J'ai vécu l'enfer de Corée par Ninesisters
The Steel Helmet compte parmi les rares films américains consacrés à la Guerre de Corée, conflit opposant les forces communistes du Nord – soutenues par la Chine et l'Union Soviétique – à l'armée du Sud épaulée par les Occidentaux. Fait notable : il a été produit en 1952, soit pendant le conflit. En soi, cela n'a rien d'extraordinaire ; de nombreux films de guerre furent tournés pendant la Seconde Guerre Mondiale. Mais à la différence de ces long-métrages, ici point de propagande patriotique ; Samuel Fuller n'essaye même pas de donner le change, comme il le fera plus tard dans Merrill's Marauders.
Pour son premier film de guerre, le réalisateur hérite d'un petit budget ; cela se sent. Il va pourtant faire de son mieux avec des décors limités et un faible nombre d'acteurs, notamment en recourant aux stock-shots sur la fin ; ce qui explique que la Corée se mette à ressembler étrangement à la campagne française, avec ses églises à l'horizon.
L'histoire de The Steel Helmet est des plus simples : un sergent désabusé, vétéran de la Seconde Guerre Mondiale, rejoint un peu malgré lui une équipe constituée essentiellement de bleusailles pour une mission réellement dangereuse. Le scénario sert avant tout de prétexte pour nous montrer des soldats songeant plus à leur prochaine permission qu'à la patrie où je ne sais quoi encore, ce qui les rend humains malgré leurs comportements un peu stéréotypés – il faut pouvoir tout savoir sur eux au premier regard.
Samuel Fuller profite de son film pour évoquer de nombreux sujets brûlants – comme le racisme – avec parfois un manque de délicatesse mais un véritable courage pour l'époque.
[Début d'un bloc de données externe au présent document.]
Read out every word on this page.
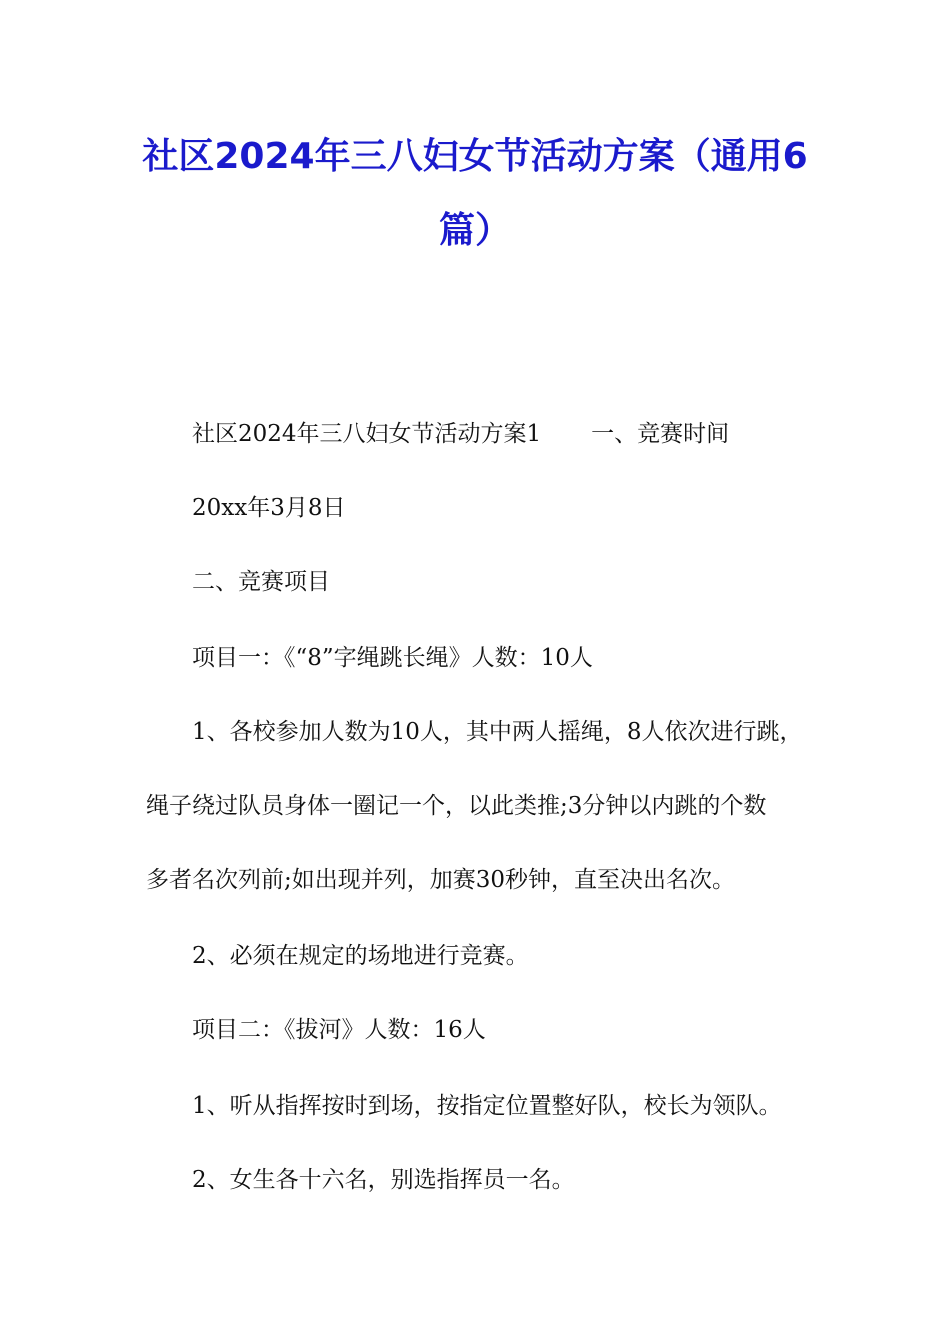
社区2024年三八妇女节活动方案（通用6
篇）

社区2024年三八妇女节活动方案1 一、竞赛时间

20xx年3月8日

二、竞赛项目

项目一：《“8”字绳跳长绳》人数：10人

1、各校参加人数为10人，其中两人摇绳，8人依次进行跳，

绳子绕过队员身体一圈记一个，以此类推;3分钟以内跳的个数

多者名次列前;如出现并列，加赛30秒钟，直至决出名次。

2、必须在规定的场地进行竞赛。

项目二：《拔河》人数：16人

1、听从指挥按时到场，按指定位置整好队，校长为领队。

2、女生各十六名，别选指挥员一名。
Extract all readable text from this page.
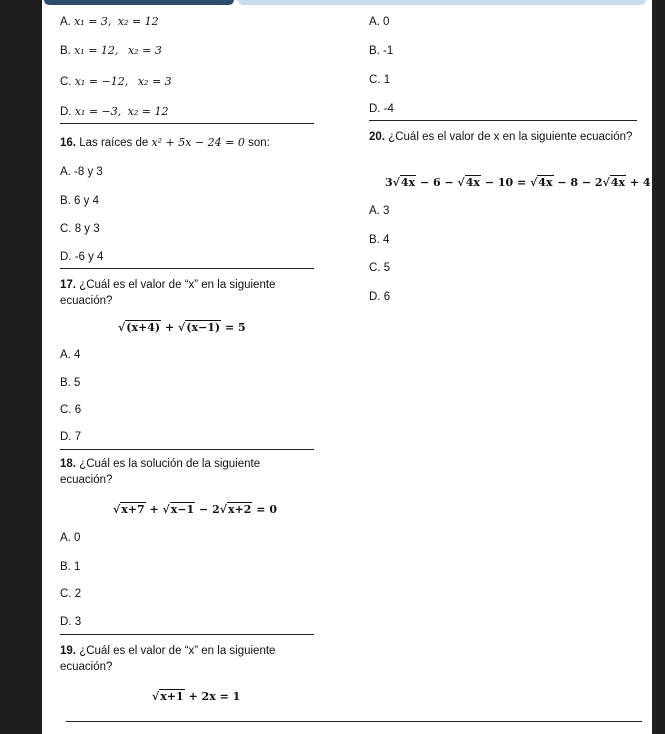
A. x₁ = 3, x₂ = 12
B. x₁ = 12, x₂ = 3
C. x₁ = −12, x₂ = 3
D. x₁ = −3, x₂ = 12
16. Las raíces de x² + 5x − 24 = 0 son:
A. -8 y 3
B. 6 y 4
C. 8 y 3
D. -6 y 4
17. ¿Cuál es el valor de “x” en la siguiente ecuación?
√(x+4) + √(x−1) = 5
A. 4
B. 5
C. 6
D. 7
18. ¿Cuál es la solución de la siguiente ecuación?
√x+7 + √x−1 − 2√x+2 = 0
A. 0
B. 1
C. 2
D. 3
19. ¿Cuál es el valor de “x” en la siguiente ecuación?
√x+1 + 2x = 1
A. 0
B. -1
C. 1
D. -4
20. ¿Cuál es el valor de x en la siguiente ecuación?
3√4x − 6 − √4x − 10 = √4x − 8 − 2√4x + 4
A. 3
B. 4
C. 5
D. 6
Il s'agit d'un des très rares films américains revenant sur un élément majeur (et trop souvent passé sous silence) de la Seconde Guerre Mondiale : l'enfermement des Japonais et des Américains d'origine japonaise dans des camps de concentration aux USA. Décidément, le réalisateur – loin de faire l'apologie de la guerre – aime appuyer là où ça fait mal.
Si le film se trouve plus ou moins sur des rails la majeure partie du temps – il se laisse suivre sans déplaisir mais son évolution surprend peu – la fin s'avère beaucoup plus radicale et percutante, mettant en scène un événement osé qui va profondément marqué les personnages. A partir de cet instant puis pendant tout le combat qui suivra, The Steel Helmet va gagner une dimension nouvelle pour se transformer en véritable coup de poing dans le ventre du spectateur.
Samuel Fuller réalise une première percée dans le cinéma de guerre parfaitement réussie, qui préfigure son immense The Big Red One. Il ne s'agit pas d'un immanquable du film de guerre, mais d'une œuvre atypique loin d'être inintéressante ; amateur du genre et du réalisateur, aucune raison de passer à côté.